5万円で何不自由なく暮らせるのだから、この先お金に困って死ぬことはない。そう悟ったのである。
自分自身の健康で文化的な最低限度の生活ラインはどこなのか。
それさえ把握できていれば、不安になりようがないのだ。月5万円であれば週数回のアルバイトで得られる。もう少し稼ぎたいのなら、もう少し働く。それだけの話だ。何も悩むことはない。
◆無理をしてまで入手すべきものなんてない
お金の価値観は子どものころから少しずつ形成されていく。欲しいものを手に入れるために、お年玉やお小遣いをコツコツ貯める経験は、忍耐力を養うことにもつながる。
僕はお年玉をぜんぶ親に預けていた。かといって、来たる大きな買い物のために忍耐力を発揮していたわけじゃない。欲しいものなんてなかった。親が僕の将来のために貯金しておくと言うのでそれに従っただけだ。
大人になってから「そういえば僕の貯金、どうなったの?」と親に聞くと、マンションを買ったときの頭金に使ったという。
「へぇー、そうなんだ」
1ミリも責める気は起きなかった。約束は破られたが、親が必要に駆られて使ったのならそれでいい。僕はお金に対して特段の価値を見出していなかった。そして、いまもそれは変わらない。

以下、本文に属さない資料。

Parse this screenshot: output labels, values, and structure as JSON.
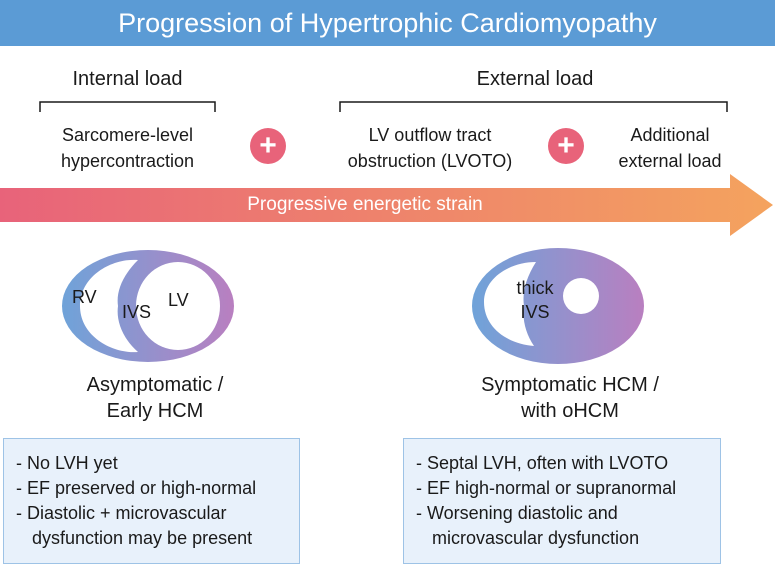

そういえば、親からお小遣いをもらったこともない。キン消し(漫画『キン肉マン』の消しゴム人形)やビックリマンチョコやミニ四駆といった、当時の子どもたちが熱狂していた流行りのものをねだった記憶もない。
何となく、そういう願望を口にしても叶わないと思っていた。
手に入らないものは手に入らない。この世に無理をしてまで手に入れるべきものなんてない。子どものときも、大人になり、オジサンになったいまも僕はそう思っている。